If you want to make sure best get a 600-900 grain 50BMG round and then you will know it will penatrate 100%!LOL

I always like to run a quart of MMO after a coolant leak and Ihave found it works great to get rid of the left over stuff fromt he leak as long as the leak was not going on for a long long time. Seafoam also works good to get rid of coolant and water traces in the block. The Auto_rx is more of the answere to getting rid of sludge that was the result of a long term coolant leak it as far as I am aware is not going to grab hold of the coolant or the water that is in the system it is just going to work ont he sludge. If the leak is still on going then even ARX will not work to clean it!

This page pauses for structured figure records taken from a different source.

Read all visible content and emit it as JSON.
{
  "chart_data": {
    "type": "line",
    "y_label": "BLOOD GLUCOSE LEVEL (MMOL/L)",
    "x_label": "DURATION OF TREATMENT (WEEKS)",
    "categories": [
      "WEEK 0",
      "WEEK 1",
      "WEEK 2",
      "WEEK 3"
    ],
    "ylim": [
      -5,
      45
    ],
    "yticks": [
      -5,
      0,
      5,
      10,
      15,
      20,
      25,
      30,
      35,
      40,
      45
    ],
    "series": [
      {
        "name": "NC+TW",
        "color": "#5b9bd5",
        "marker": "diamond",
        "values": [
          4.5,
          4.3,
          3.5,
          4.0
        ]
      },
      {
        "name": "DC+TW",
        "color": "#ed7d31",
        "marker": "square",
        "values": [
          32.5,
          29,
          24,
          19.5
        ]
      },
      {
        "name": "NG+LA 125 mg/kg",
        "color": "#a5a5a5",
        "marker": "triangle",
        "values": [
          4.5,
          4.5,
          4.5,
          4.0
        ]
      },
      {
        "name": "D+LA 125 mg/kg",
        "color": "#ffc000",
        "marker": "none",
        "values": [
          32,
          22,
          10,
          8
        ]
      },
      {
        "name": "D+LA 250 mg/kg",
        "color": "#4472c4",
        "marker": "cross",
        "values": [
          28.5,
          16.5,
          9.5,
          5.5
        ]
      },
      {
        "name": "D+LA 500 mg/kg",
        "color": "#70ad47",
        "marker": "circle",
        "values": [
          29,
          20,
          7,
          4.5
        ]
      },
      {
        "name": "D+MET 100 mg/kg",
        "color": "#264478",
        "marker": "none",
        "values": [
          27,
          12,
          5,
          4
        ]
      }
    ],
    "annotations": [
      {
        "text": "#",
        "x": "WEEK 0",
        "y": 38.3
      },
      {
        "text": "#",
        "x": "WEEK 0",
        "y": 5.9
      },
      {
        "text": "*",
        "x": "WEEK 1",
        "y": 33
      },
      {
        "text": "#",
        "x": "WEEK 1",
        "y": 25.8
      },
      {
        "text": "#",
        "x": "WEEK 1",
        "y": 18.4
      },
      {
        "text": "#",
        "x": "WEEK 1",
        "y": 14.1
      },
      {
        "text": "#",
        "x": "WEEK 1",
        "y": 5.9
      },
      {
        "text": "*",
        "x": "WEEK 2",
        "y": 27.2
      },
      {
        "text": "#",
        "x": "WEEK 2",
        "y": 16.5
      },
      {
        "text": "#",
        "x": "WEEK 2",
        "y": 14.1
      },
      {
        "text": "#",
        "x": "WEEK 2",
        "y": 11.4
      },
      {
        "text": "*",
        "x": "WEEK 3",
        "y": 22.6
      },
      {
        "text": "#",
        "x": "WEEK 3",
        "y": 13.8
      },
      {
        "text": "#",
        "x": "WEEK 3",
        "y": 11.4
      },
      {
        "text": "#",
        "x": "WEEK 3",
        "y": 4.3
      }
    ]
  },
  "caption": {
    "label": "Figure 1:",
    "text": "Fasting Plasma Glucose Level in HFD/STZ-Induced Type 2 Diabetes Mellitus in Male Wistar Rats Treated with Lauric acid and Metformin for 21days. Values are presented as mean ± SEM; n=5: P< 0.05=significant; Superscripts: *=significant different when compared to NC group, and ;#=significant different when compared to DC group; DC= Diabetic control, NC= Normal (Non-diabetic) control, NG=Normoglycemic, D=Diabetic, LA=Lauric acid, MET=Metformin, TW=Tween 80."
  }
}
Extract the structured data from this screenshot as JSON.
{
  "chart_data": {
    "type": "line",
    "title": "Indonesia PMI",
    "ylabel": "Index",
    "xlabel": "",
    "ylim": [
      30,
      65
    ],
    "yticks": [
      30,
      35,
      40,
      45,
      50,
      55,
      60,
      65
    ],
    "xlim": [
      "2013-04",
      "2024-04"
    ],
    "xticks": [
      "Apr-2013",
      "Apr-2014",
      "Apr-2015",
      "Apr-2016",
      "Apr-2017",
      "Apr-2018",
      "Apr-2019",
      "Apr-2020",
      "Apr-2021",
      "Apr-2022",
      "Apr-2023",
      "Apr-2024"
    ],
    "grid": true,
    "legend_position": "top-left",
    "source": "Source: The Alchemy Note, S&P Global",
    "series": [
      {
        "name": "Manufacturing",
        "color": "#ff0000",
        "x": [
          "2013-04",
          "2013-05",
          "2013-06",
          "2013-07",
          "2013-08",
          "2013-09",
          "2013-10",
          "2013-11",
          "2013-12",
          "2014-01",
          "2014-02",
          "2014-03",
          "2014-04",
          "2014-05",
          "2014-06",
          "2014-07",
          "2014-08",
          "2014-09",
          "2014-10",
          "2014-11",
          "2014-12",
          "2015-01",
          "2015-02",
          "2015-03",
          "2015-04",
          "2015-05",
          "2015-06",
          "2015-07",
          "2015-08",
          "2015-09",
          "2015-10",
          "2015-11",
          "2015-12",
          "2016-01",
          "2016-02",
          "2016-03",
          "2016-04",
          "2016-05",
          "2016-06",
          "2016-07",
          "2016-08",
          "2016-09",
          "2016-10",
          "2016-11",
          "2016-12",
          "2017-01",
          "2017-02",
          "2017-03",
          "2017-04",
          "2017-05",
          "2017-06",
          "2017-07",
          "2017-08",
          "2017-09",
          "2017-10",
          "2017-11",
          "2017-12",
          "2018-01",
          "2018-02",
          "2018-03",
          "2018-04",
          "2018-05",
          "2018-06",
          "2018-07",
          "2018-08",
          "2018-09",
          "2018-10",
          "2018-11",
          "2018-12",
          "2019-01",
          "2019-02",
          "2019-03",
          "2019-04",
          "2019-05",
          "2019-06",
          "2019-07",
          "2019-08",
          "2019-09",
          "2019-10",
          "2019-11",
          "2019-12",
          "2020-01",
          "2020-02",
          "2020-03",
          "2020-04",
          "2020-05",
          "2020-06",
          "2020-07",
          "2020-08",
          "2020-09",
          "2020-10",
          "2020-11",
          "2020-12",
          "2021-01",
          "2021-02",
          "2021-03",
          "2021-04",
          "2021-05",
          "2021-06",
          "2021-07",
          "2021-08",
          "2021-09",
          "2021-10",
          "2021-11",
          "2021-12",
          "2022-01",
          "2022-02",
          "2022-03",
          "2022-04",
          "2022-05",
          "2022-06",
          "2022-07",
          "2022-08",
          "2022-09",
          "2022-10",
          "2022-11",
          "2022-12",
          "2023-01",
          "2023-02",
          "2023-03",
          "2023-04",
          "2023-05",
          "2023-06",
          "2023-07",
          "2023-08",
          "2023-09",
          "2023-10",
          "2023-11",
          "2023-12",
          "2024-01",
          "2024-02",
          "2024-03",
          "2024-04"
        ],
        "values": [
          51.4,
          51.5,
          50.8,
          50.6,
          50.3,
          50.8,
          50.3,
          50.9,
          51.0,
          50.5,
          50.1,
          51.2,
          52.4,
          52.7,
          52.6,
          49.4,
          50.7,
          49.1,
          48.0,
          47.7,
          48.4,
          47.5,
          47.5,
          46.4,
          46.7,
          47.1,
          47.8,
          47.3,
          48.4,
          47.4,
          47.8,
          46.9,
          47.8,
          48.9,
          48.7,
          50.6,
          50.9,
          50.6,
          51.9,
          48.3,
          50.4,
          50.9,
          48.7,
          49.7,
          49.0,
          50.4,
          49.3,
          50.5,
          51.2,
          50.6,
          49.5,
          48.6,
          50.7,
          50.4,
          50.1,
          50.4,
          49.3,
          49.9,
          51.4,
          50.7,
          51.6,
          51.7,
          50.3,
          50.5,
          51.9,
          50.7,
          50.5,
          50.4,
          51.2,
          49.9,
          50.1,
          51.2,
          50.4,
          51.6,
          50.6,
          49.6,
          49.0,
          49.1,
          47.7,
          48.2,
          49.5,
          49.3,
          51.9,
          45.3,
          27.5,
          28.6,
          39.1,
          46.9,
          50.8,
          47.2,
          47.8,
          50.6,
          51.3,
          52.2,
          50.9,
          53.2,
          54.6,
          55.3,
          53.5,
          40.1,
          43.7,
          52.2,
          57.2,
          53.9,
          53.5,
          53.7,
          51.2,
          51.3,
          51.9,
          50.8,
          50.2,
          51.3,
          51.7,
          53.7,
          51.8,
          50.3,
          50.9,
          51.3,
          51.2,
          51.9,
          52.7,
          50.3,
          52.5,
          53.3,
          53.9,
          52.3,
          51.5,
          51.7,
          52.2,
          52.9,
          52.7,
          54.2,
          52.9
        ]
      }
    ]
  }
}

What type of external coolant leak do you have that you can not stop? I have never heard of or seen an external leak that was not easy to get under control? They make test strips that can detect combustion by products in the coolant since you have an external leak still you can not go by the consumption because it might all be going outside of the engine. If the repair internaly was done properly then their should not be any combustion byproducts in the coolant.

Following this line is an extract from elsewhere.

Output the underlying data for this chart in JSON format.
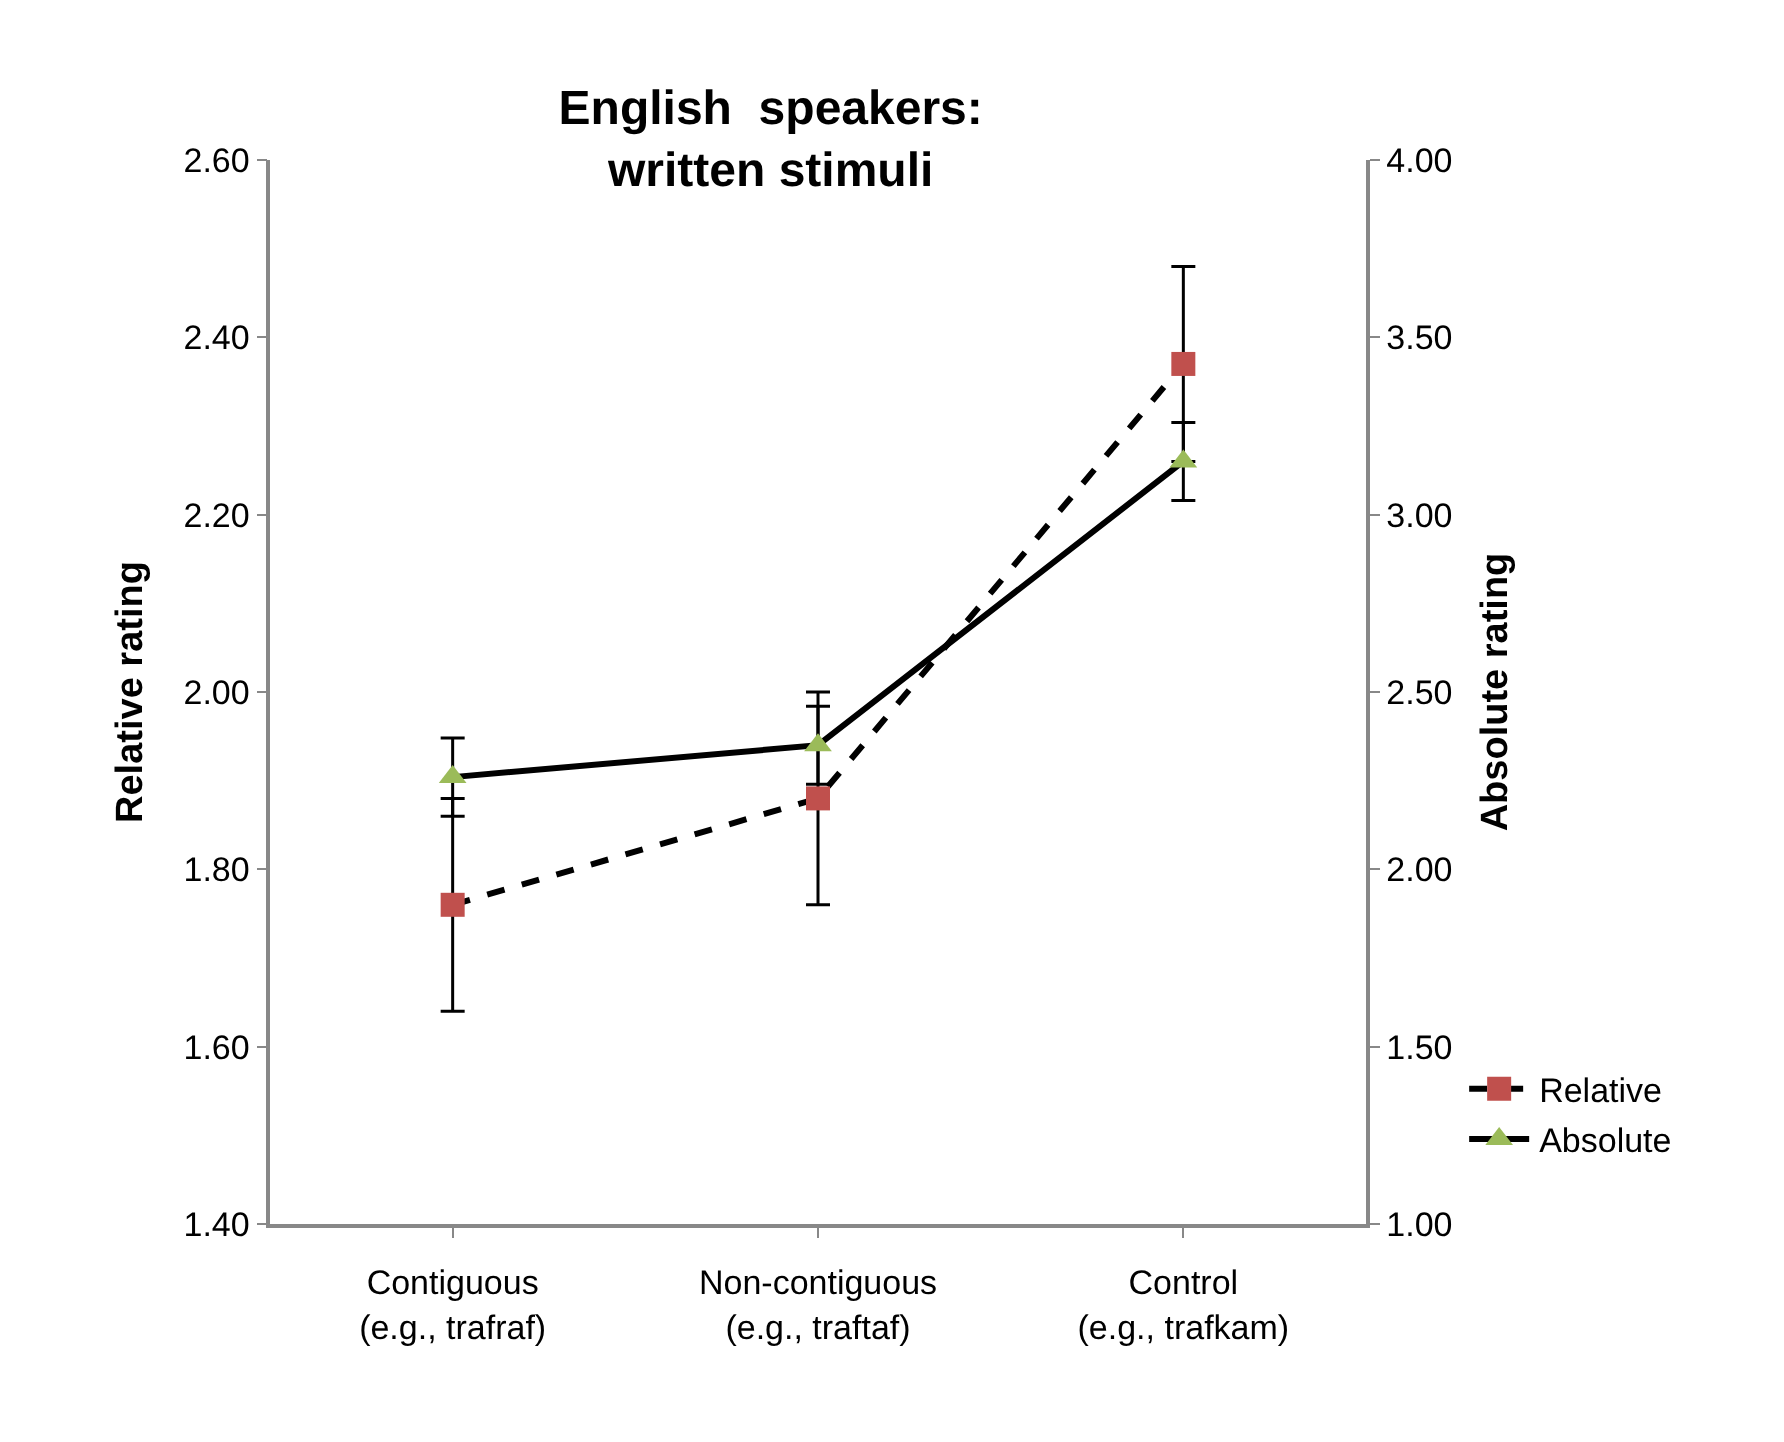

As far as the GM 60°V6's are concerned they always have been junk! Even with the updates to them they remain a cheap design that is just dreadful when compared to all of the other modern V6's used by most automotive companies. Compare GM's 60°V6's to Nissian VQ engine or the Buick 3.8 or Toyota's current V6's or Audi's etc.........No matter how you slice it they are outdated low grade crudely built junk! It is a price point engine in every way. I used to have a bunch of failed pistons on my desk as paper weights and candy dish's when I worked at GM. I can honestly say that the piston in a Brig's and stratton lawnmower is not only better design but is built to higher levels of quality control and with better materials that is the sad part. If someone sent me pistons like the Mahl built pistons that GM use's in the 60°V6 for a rebuild on any engine I would reject them right away. Those engines have had piston issues, rod bearing issues, intake gasket issues, oil drive unit,lifter issues you name it! I have never seen an engine with more problems stay on in production for so long with so few upgrades. GM went so far as to claim that rod knock was not considered a durability issue based on their 3 year 36,000 mile validation testing!!! Here in Michigan the knocking of a 60°V6 is so common that no one even pays it any attention!LOL


The Buicks arent any better when it comes to coolant leaks grrr
 
Wow, if true for the 10W30 grade as well then my numbers could be way off. Might be worth it to have my 10W30 run...hmm. Does anyone think anything of potassium? It dropped from 60 to 20. In the inital report it was half the sodium number and now it is 3%.
 
Dexcool has lots of potassium but I'm not sure about G-05. The fact potassium is low is possibly a good sign. I'd switch over to something that safely doesn't have sodium like Penzoil and run a couple of short OCI's and then check again. If you want other options for oils without sodium call Blackstone, thcy can probably tell you what other options are. They specifically recommend not using oils with sodium if you are going to have any questions about a coolant leak.
 
Yeah, and I was reading the G05 has silicates (Si) and Dexcool is supposed to have almost none. Si did go up..but.. I also had the thing open to dirt or whatever else of course when I was doing the repair. The fact lead went up makes me think it IS actually just dirt. It could all be coincidence.
 
This can be boiled down to the contaminates still being in the oil from the inital repair.

You need to RELAX and lower your anxiety.

The stuff won't just disappear from your engine. Give it a couple oil changes and you will be fine.

By the the number you have in your report, they are too low to be a leak, they are just residual numbers.

Just chnage the oil WITH ANY OIL and the nmbers will eventually fall to near nothing.

But for cripes sake, RELAX and stop FREAKING OUT.